Les premiers craquements de l'Empire
Maître de la France et de l'Europe, Napoléon est en 1811 au faîte de sa puissance. Le pouvoir impérial devient alors de plus en plus monarchique, voire tyrannique. Les ministres à forte personnalité sont disgraciés, le rôle du Conseil d'État se réduit, le Corps législatif n'est pas écouté. On est véritablement passé d'une dictature de salut public à la IVe dynastie. Mais Napoléon ne peut invoquer que la victoire comme légitimité. Or, dès 1809, les premiers craquements de l'Empire sont perceptibles : ils ont pour motifs la guerre d'Espagne, dans laquelle Napoléon s'enlise, et le Blocus continental, qui se révèle une arme à double tranchant. Il contraint Napoléon à entrer en conflit avec le pape, qui entend rester neutre dans le conflit franco-anglais : les États pontificaux sont occupés en 1808, puis annexés ; le pape est arrêté en 1809. Pie VII riposte en excommuniant Napoléon et en paralysant la vie religieuse de l'Empire par son refus d'accorder son investiture aux nouveaux évêques.

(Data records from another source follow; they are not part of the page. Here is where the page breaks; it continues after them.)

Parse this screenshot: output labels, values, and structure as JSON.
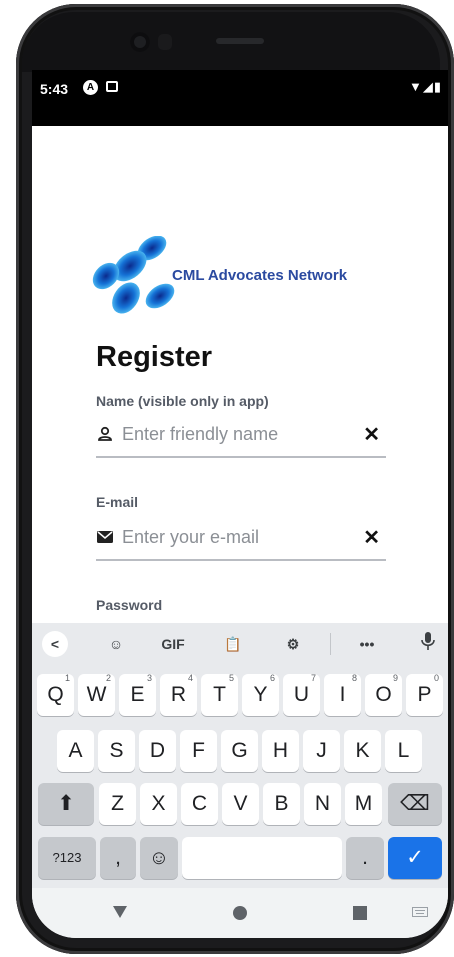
{
  "status": {
    "time": "5:43",
    "right_icons": "▼◢▮"
  },
  "app": {
    "logo_text": "CML Advocates Network",
    "title": "Register"
  },
  "form": {
    "name_label": "Name (visible only in app)",
    "name_placeholder": "Enter friendly name",
    "email_label": "E-mail",
    "email_placeholder": "Enter your e-mail",
    "password_label": "Password"
  },
  "keyboard": {
    "toolbar": {
      "back": "<",
      "gif": "GIF",
      "more": "•••"
    },
    "row1": [
      {
        "k": "Q",
        "n": "1"
      },
      {
        "k": "W",
        "n": "2"
      },
      {
        "k": "E",
        "n": "3"
      },
      {
        "k": "R",
        "n": "4"
      },
      {
        "k": "T",
        "n": "5"
      },
      {
        "k": "Y",
        "n": "6"
      },
      {
        "k": "U",
        "n": "7"
      },
      {
        "k": "I",
        "n": "8"
      },
      {
        "k": "O",
        "n": "9"
      },
      {
        "k": "P",
        "n": "0"
      }
    ],
    "row2": [
      "A",
      "S",
      "D",
      "F",
      "G",
      "H",
      "J",
      "K",
      "L"
    ],
    "row3": [
      "Z",
      "X",
      "C",
      "V",
      "B",
      "N",
      "M"
    ],
    "symbols_label": "?123",
    "comma": ",",
    "period": "."
  },
  "colors": {
    "accent": "#1a73e8",
    "logo_blue": "#2b4aa0"
  }
}
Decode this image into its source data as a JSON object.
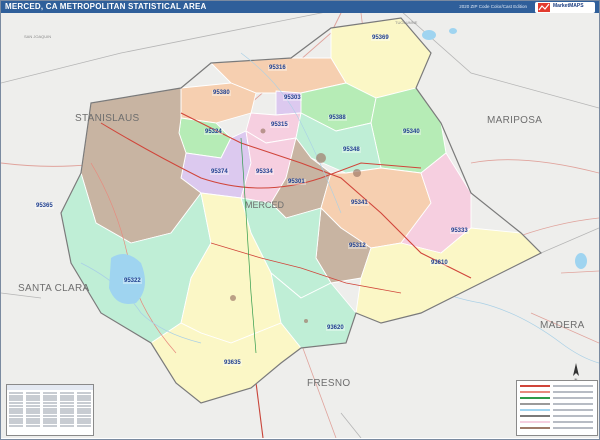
{
  "header": {
    "title": "MERCED, CA METROPOLITAN STATISTICAL AREA",
    "edition": "2020 ZIP Code Color/Cast Edition",
    "logo_text": "MarketMAPS"
  },
  "counties": {
    "stanislaus": "STANISLAUS",
    "mariposa": "MARIPOSA",
    "merced": "MERCED",
    "santa_clara": "SANTA CLARA",
    "madera": "MADERA",
    "fresno": "FRESNO",
    "san_joaquin": "SAN JOAQUIN",
    "tuolumne": "TUOLUMNE"
  },
  "zip_codes": {
    "z95369": "95369",
    "z95316": "95316",
    "z95380": "95380",
    "z95303": "95303",
    "z95388": "95388",
    "z95324": "95324",
    "z95315": "95315",
    "z95340": "95340",
    "z95348": "95348",
    "z95374": "95374",
    "z95334": "95334",
    "z95301": "95301",
    "z95341": "95341",
    "z95365": "95365",
    "z95333": "95333",
    "z95312": "95312",
    "z93610": "93610",
    "z95322": "95322",
    "z93620": "93620",
    "z93635": "93635"
  },
  "colors": {
    "title_bar": "#2f5f9a",
    "pink": "#f6cfe0",
    "mint": "#bfeed6",
    "lavender": "#dcc9ef",
    "tan": "#c8b4a2",
    "peach": "#f6cfb0",
    "yellow": "#fbf7c6",
    "cream": "#f6efd3",
    "green": "#b6ecb6",
    "road": "#d0453a",
    "water": "#9fd4f0"
  }
}
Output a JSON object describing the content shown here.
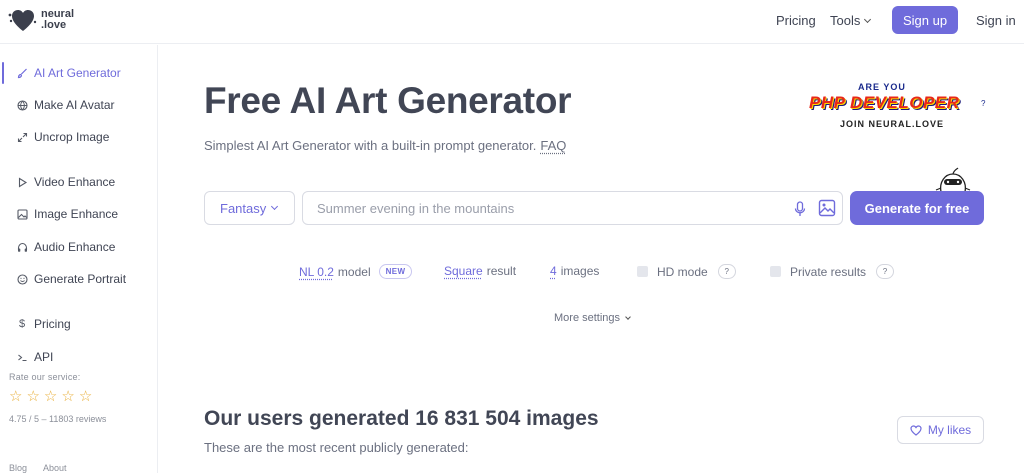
{
  "brand": {
    "name_line1": "neural",
    "name_line2": ".love"
  },
  "header": {
    "pricing": "Pricing",
    "tools": "Tools",
    "signup": "Sign up",
    "signin": "Sign in"
  },
  "sidebar": {
    "items": [
      {
        "label": "AI Art Generator",
        "icon": "brush-icon"
      },
      {
        "label": "Make AI Avatar",
        "icon": "globe-icon"
      },
      {
        "label": "Uncrop Image",
        "icon": "expand-icon"
      },
      {
        "label": "Video Enhance",
        "icon": "play-icon"
      },
      {
        "label": "Image Enhance",
        "icon": "image-icon"
      },
      {
        "label": "Audio Enhance",
        "icon": "headphones-icon"
      },
      {
        "label": "Generate Portrait",
        "icon": "smile-icon"
      },
      {
        "label": "Pricing",
        "icon": "dollar-icon"
      },
      {
        "label": "API",
        "icon": "terminal-icon"
      }
    ],
    "rate_label": "Rate our service:",
    "rating_value": "4.75 / 5 – 11803 reviews",
    "stars": 5,
    "footer": [
      "Blog",
      "About"
    ]
  },
  "main": {
    "title": "Free AI Art Generator",
    "subtitle": "Simplest AI Art Generator with a built-in prompt generator.",
    "faq": "FAQ",
    "ad": {
      "line1": "ARE YOU",
      "line2": "PHP DEVELOPER",
      "line3": "?",
      "line4": "JOIN NEURAL.LOVE"
    },
    "style_select": "Fantasy",
    "prompt_placeholder": "Summer evening in the mountains",
    "generate": "Generate for free",
    "options": {
      "model_link": "NL 0.2",
      "model_text": "model",
      "model_badge": "NEW",
      "result_link": "Square",
      "result_text": "result",
      "images_link": "4",
      "images_text": "images",
      "hd_mode": "HD mode",
      "private_results": "Private results",
      "help": "?"
    },
    "more_settings": "More settings",
    "generated_title": "Our users generated 16 831 504 images",
    "generated_sub": "These are the most recent publicly generated:",
    "my_likes": "My likes"
  },
  "colors": {
    "accent": "#6f6bdb",
    "text": "#414655",
    "muted": "#6b7080",
    "star": "#e9b03c"
  }
}
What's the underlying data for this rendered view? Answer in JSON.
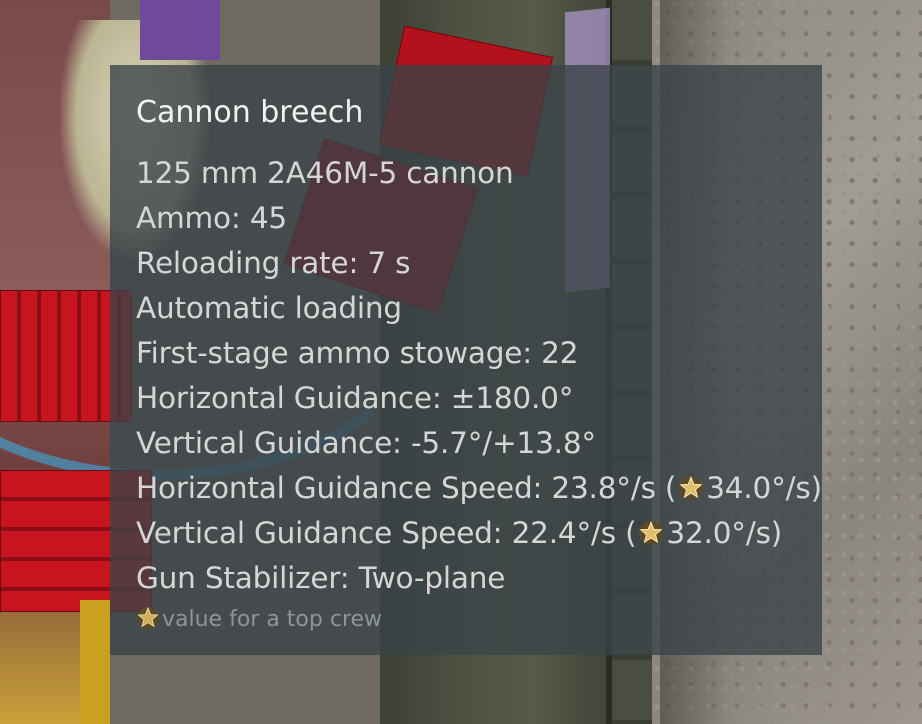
{
  "tooltip": {
    "title": "Cannon breech",
    "lines": [
      "125 mm 2A46M-5 cannon",
      "Ammo: 45",
      "Reloading rate: 7 s",
      "Automatic loading",
      "First-stage ammo stowage: 22",
      "Horizontal Guidance: ±180.0°",
      "Vertical Guidance: -5.7°/+13.8°"
    ],
    "speed_lines": [
      {
        "label": "Horizontal Guidance Speed: 23.8°/s (",
        "top_value": "34.0°/s)"
      },
      {
        "label": "Vertical Guidance Speed: 22.4°/s (",
        "top_value": "32.0°/s)"
      }
    ],
    "stabilizer": "Gun Stabilizer: Two-plane",
    "footnote": "value for a top crew",
    "star_icon": "top-crew-star-icon",
    "colors": {
      "background": "#3a4248",
      "title": "#f2f2f2",
      "text": "#d6d6d6",
      "footnote": "#8d949a",
      "star": "#d9b25a"
    }
  }
}
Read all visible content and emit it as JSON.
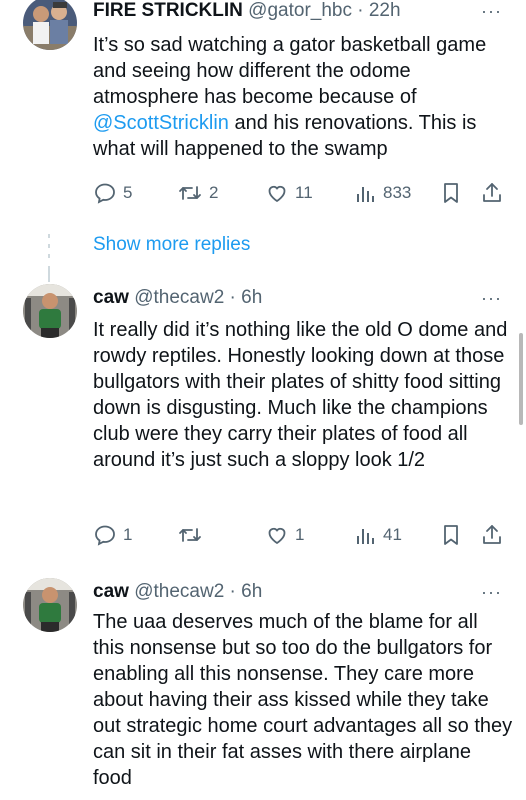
{
  "tweets": [
    {
      "display_name": "FIRE STRICKLIN",
      "handle": "@gator_hbc",
      "separator": "·",
      "time": "22h",
      "more": "···",
      "text_before": "It’s so sad watching a gator basketball game and seeing how different the odome atmosphere has become because of ",
      "mention": "@ScottStricklin",
      "text_after": " and his renovations. This is what will happened to the swamp",
      "replies": "5",
      "retweets": "2",
      "likes": "11",
      "views": "833"
    },
    {
      "display_name": "caw",
      "handle": "@thecaw2",
      "separator": "·",
      "time": "6h",
      "more": "···",
      "text": "It really did it’s nothing like the old O dome and rowdy reptiles. Honestly looking down at those bullgators with their plates of shitty food sitting down is disgusting. Much like the champions club were they carry their plates of food all around it’s just such a sloppy look 1/2",
      "replies": "1",
      "retweets": "",
      "likes": "1",
      "views": "41"
    },
    {
      "display_name": "caw",
      "handle": "@thecaw2",
      "separator": "·",
      "time": "6h",
      "more": "···",
      "text": "The uaa deserves much of the blame for all this nonsense but so too do the bullgators for enabling all this nonsense. They care more about having their ass kissed while they take out strategic home court advantages all so they can sit in their fat asses with there airplane food"
    }
  ],
  "show_more_replies": "Show more replies",
  "icons": [
    "reply-icon",
    "retweet-icon",
    "like-icon",
    "views-icon",
    "bookmark-icon",
    "share-icon",
    "more-icon"
  ],
  "colors": {
    "text": "#0f1419",
    "secondary": "#536471",
    "link": "#1d9bf0",
    "line": "#cfd9de"
  }
}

En outre, une crise économique survient en 1810, née de la spéculation sur les denrées coloniales (sucre, café, coton...) proscrites par le Blocus continental. La crise naît en Allemagne et s'étend à la place financière de Paris, particulièrement vulnérable. Les banqueroutes se multiplient en 1811 ; l'industrie est frappée : 20 000 chômeurs à Paris sur 50 000 ouvriers. Cette même année, la récolte est mauvaise : le prix du pain monte dans la capitale à partir de mars 1812. Dans les villes, les grains disparaissent. Une émeute éclate à Caen, où est envoyée l'armée. La situation sociale se détériore d'autant plus que, depuis la guerre d'Espagne, le poids de la conscription se fait trop lourd : réfractaires et déserteurs se multiplient, créant un climat de fronde et d'insécurité. Heureusement, la récolte de 1812 est satisfaisante. Mais l'économie a été ébranlée. Partout en Europe, les contraintes du Blocus continental sont de moins en moins supportées (privation de sucre, de café, de coton), et les sentiments nationaux s'exacerbent (ce que traduisent les Discours à la nation allemande, de Fichte). Le complot du général Malet, en octobre 1812, révèle la fragilité du pouvoir impérial. À l'annonce (fausse) de la mort de Napoléon, alors en Russie, personne ne songe au roi de Rome pour le remplacer. La tourmente s'annonce, issue de Russie.
Les défaites
L'empire des tsars, qui rêve d'une Constantinople que Napoléon refuse de lui abandonner, et dont l'économie souffre du Blocus continental, prend ses distances avec la France. La guerre, devenue inévitable, éclate en 1812. Napoléon marche sur Moscou avec une armée de 500 000 hommes. Mais il est vaincu par l'immensité du pays et les rigueurs de l'hiver : le 13 décembre 1812, 20 000 soldats seulement repassent le Niémen. L'Allemagne se soulève alors sous l'impulsion de la Prusse, que rejoint en août 1813 l'Autriche. Napoléon est battu à Leipzig (16-19 octobre 1813). L'Allemagne napoléonienne a vécu. La Hollande se soulève à son tour et chasse les autorités françaises. La Suisse s'ouvre aux Autrichiens. En Espagne, Wellington triomphe à Vitoria le 21 juin 1813, puis envahit le midi de la France. À Naples, Murat s'entend avec les Anglais et menace le royaume d'Italie attaqué par les Autrichiens. Au début de 1814, Napoléon livre la campagne de France mais ne peut empêcher l'entrée des Alliés dans Paris le 31 mars. Talleyrand favorise la restauration de Louis XVIII. Napoléon abdique le 6 avril. La France est ramenée par le traité de Paris à ses limites de 1792. Le sort du Grand Empire est tranché aux congrès de Paris puis de Vienne, sans que les problèmes de nationalités soient pris en compte. L'Angleterre, qui a été la principale instigatrice de toutes les coalitions contre la France, s'y taille la part du lion : elle prend Malte et Le Cap et impose la réunion de la Belgique à la Hollande.